Oh, we’ve had some cranky moments. She’s her father’s daughter – mornings are a bit ugly around here until some people get their fixes. During the weekend before naps and bedtime, she screamed at a decibel none of us have heard since The Colic Days. I mean, that was one pissed off, no-bottle-getting baby. But within minutes – literally – she was asleep as usual and had no change to her sleeping patterns. It hadn’t even dawned on me that that would be a possibility, which I suppose was for the best or I would have kept her on the bottle for good.
In short, we lucked out. Like so many things when it comes to parenting, we’re all so tempted to pat ourselves on the back when generally it’s about setting our kids up for the opportunity to show what they’re made of and seeing what happens next.
But, you know, by Sunday the bottles still hadn’t been put away. The formula was still sitting out. The warmer still plugged in in the bathroom upstairs. When Abigail was two weeks old, and we had to usher these things into our lives, I was slightly (read: “super”) peeved that yet more unintended pieces of my personal real estate – no matter how small – in the house was being absconded by a person whose neck muscles were as of yet undeveloped.
(Oh, postpartum depression.
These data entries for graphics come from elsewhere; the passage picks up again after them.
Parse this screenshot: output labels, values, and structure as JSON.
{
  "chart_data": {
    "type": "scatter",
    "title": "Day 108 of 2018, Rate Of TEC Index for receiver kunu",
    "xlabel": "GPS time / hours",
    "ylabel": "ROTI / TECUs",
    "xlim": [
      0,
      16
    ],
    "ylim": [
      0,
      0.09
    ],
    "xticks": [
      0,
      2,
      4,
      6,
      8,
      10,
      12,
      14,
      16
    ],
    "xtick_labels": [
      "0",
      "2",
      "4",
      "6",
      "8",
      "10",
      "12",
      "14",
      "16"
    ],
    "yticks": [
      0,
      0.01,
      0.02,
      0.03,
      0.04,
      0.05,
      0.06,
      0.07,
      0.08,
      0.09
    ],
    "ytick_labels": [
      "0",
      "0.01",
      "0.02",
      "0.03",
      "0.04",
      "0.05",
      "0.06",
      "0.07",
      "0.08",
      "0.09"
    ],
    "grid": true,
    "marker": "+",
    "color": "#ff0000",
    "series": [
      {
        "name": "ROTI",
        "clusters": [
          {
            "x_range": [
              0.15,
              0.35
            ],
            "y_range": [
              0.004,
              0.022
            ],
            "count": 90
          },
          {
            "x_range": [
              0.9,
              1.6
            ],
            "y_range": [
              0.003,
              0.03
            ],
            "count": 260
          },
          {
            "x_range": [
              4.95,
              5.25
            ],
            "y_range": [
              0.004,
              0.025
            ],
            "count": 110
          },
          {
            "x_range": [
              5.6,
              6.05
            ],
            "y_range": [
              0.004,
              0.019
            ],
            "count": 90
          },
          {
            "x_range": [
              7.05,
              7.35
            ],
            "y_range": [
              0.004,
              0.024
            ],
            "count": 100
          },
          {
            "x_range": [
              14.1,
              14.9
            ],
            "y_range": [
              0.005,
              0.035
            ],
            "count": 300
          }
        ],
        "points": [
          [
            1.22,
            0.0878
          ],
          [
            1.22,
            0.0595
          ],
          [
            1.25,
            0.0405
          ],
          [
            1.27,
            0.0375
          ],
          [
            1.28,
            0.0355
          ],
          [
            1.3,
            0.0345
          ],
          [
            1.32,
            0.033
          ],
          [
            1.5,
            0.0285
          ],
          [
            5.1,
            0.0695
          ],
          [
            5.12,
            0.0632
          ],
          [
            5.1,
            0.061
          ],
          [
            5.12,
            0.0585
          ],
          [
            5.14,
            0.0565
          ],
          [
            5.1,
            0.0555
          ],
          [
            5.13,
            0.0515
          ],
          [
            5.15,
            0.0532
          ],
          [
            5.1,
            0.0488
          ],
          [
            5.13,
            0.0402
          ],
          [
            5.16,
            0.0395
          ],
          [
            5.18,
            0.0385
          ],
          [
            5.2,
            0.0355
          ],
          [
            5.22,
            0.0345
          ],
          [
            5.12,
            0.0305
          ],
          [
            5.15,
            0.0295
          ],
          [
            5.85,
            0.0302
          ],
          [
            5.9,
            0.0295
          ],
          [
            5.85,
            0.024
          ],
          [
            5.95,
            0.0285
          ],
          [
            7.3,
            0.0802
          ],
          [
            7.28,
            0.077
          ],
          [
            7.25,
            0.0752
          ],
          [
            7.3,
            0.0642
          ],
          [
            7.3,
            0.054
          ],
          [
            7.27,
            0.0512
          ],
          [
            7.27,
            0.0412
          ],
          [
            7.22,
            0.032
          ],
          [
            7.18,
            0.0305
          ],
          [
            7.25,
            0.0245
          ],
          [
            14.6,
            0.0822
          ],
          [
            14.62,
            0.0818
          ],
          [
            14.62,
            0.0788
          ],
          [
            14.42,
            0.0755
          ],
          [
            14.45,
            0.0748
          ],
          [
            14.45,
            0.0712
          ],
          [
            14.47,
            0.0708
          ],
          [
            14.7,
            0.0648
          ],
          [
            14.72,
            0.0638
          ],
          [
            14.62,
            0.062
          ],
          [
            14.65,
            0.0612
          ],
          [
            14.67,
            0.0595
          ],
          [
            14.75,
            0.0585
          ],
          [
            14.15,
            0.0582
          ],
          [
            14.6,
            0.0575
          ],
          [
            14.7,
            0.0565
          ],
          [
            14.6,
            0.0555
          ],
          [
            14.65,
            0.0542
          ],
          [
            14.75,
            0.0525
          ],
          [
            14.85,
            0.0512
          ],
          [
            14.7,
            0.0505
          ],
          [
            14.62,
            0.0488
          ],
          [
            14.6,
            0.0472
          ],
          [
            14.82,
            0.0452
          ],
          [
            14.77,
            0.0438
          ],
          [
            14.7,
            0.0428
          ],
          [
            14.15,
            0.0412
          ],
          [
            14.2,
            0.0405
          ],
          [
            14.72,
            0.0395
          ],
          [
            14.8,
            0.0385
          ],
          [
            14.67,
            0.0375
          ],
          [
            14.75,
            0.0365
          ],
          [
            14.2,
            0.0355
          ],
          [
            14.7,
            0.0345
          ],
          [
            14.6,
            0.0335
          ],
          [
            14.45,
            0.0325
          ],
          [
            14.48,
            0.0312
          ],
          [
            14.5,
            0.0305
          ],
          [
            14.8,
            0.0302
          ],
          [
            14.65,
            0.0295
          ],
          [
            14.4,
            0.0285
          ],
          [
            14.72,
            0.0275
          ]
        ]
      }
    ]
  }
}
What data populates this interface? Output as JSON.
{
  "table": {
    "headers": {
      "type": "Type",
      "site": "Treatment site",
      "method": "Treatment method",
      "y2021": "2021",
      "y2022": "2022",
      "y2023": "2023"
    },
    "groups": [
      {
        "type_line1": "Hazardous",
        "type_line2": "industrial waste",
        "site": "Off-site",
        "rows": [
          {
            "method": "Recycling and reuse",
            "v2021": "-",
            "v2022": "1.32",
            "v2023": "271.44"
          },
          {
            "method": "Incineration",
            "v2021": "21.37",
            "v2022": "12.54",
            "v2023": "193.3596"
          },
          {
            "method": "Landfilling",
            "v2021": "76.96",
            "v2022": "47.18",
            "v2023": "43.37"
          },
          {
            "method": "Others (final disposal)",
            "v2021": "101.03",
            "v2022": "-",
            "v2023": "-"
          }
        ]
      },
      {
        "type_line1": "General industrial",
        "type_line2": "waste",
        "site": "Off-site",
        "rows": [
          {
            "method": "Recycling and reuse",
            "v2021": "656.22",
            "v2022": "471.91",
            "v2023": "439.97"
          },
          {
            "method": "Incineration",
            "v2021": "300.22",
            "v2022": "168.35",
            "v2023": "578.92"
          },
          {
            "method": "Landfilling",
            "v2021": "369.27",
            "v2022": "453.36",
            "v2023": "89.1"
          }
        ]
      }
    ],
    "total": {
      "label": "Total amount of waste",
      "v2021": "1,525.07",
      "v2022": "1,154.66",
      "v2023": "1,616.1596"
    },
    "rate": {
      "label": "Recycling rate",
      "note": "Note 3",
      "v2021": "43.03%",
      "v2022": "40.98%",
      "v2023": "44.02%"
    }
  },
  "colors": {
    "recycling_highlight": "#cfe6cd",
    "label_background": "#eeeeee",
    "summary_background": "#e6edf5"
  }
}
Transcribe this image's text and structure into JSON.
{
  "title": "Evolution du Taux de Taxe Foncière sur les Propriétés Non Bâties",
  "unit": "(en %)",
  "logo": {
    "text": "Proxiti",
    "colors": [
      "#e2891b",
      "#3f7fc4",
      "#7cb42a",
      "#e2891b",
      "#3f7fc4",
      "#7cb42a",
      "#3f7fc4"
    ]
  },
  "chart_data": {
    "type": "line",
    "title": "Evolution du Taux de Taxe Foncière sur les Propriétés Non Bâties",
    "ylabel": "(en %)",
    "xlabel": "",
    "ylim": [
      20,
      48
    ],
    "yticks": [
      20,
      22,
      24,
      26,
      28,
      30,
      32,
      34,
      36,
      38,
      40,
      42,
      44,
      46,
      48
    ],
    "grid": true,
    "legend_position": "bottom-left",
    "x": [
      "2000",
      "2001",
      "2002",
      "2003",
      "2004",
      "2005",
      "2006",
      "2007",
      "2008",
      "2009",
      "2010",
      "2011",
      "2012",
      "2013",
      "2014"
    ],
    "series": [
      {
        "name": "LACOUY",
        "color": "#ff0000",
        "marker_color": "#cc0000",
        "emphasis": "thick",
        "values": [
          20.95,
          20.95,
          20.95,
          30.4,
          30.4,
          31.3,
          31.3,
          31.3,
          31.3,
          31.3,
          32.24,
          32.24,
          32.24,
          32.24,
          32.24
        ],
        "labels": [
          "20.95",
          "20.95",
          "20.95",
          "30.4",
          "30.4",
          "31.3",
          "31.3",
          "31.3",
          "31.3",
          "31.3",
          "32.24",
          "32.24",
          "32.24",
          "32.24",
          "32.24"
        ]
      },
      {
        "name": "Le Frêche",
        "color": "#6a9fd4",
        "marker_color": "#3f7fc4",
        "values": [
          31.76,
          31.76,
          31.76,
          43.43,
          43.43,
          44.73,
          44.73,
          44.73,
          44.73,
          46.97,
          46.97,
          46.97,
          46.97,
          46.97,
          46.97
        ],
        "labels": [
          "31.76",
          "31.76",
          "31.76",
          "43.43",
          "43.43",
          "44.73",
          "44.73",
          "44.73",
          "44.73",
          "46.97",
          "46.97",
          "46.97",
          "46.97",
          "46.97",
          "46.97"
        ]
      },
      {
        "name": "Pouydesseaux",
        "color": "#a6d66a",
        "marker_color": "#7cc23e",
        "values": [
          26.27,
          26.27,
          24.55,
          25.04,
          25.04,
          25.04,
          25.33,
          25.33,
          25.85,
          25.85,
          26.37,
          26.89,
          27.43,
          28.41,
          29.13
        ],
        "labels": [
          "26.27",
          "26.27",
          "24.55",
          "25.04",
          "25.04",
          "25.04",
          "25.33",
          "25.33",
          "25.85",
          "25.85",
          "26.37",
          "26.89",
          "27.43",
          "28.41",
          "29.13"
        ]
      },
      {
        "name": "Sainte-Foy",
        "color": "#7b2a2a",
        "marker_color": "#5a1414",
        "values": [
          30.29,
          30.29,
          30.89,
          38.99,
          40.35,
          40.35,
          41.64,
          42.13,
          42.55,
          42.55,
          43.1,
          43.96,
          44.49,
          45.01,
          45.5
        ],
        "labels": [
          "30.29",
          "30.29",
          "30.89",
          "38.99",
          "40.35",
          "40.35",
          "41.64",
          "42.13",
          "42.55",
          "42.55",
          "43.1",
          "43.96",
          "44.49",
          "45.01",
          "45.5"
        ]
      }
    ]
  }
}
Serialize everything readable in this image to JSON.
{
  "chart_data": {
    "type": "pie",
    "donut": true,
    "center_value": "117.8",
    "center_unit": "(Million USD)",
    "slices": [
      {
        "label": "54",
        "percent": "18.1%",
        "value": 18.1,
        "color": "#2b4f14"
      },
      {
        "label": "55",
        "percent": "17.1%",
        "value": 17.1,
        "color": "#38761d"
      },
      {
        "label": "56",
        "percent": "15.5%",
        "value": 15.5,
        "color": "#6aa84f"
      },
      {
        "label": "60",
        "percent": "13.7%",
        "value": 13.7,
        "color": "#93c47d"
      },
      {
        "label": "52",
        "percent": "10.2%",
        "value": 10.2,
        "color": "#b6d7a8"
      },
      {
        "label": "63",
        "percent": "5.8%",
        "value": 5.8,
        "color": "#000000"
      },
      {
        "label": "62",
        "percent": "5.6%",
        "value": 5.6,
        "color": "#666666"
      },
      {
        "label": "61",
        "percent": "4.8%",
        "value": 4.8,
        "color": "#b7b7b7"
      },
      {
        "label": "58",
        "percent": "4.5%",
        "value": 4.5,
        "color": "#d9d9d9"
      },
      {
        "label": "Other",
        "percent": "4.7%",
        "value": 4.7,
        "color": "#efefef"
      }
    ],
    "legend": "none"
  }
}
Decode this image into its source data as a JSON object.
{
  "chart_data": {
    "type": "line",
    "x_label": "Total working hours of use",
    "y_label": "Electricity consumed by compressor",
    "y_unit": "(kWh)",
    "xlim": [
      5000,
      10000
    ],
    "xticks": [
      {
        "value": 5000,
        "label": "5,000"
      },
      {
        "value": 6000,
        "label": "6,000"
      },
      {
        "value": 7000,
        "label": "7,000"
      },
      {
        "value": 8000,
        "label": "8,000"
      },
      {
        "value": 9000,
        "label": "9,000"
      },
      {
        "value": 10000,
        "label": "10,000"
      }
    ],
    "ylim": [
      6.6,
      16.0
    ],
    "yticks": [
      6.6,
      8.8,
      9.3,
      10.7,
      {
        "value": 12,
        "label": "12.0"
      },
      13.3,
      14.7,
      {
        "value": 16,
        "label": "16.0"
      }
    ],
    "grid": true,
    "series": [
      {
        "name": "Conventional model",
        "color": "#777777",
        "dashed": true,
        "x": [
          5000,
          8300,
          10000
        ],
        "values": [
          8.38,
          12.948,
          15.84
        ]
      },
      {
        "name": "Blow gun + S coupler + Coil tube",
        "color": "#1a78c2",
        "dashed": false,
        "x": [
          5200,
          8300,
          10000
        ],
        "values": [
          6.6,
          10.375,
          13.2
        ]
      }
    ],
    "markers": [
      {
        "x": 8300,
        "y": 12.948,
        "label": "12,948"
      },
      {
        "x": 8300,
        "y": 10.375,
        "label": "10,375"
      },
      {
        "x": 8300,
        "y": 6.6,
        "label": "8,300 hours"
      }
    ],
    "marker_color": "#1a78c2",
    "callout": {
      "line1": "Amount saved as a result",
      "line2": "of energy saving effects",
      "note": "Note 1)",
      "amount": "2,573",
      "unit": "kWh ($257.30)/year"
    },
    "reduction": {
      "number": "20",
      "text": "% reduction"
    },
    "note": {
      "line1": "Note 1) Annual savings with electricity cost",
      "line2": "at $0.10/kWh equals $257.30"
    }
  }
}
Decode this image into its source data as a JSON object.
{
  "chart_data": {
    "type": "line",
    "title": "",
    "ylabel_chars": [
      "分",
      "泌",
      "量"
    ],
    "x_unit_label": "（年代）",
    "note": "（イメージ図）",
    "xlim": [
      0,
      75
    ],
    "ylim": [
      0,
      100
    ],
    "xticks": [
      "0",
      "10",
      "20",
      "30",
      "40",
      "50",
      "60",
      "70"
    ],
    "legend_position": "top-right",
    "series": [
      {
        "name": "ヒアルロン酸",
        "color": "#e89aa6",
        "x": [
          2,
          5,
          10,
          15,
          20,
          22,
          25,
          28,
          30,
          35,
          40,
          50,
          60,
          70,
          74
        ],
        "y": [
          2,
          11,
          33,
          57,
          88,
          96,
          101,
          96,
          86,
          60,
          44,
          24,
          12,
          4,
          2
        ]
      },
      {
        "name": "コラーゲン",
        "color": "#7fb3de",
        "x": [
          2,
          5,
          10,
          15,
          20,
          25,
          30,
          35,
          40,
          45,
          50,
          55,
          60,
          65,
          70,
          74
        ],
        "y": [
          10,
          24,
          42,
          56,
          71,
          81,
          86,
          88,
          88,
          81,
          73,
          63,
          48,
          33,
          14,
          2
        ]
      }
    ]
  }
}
You were such a charmer. In the years to come, AG will start off every session she has with a new therapist with, “Well, it started when my mom was diagnosed with postpartum depression…”)
Now here we are. A large swatch of our kitchen counter has returned. My bathroom no longer sports that thin coat of grainy, sticky formula detritus over it. Even the top rack of our dishwasher has a little give, a little breathing room. Scott is not bottling up the “Just-In-Case-She-Wakes-Up” bottle of water and bringing it with him upstairs when we head off to bed.
As I packed up everything and sent it off to join all of the other pieces leftover from Abigail’s first year, I felt a little of the life get sucked out of me, too. I was a little dizzy – caught between that space where you know this is not a huge fucking deal so get over yourself and the other part where you want to let that maudlin sentimentality just soak right in to every one of your pores because no one’s watching you being this much of a sap about the fact that your child no longer uses a damn bottle.
I steadied myself before I fell over the parental precipice, though I allowed myself a little gluttonous roll in the twinge my stomach gave once I set down the bag of Dr. Brown’s next to her cradle swing.
I have said before that I was not built for parenting a baby. But I don’t know now that it’s so much that as it is that I had a colicky baby and postpartum depression and so it was a hard road to travel, as it is for so many whose experience mirrors our own. I am happier, though, parenting a toddler.
Even one who now greets me each night when I get home by marching into the middle of the dining room to stand and gleefully screech at eardrum-busting levels with all of her might.
Just the same, all of that extra space seems so empty now. We’ll fill it with sippy cups and puffs crumbs, I know. But I miss my baby already.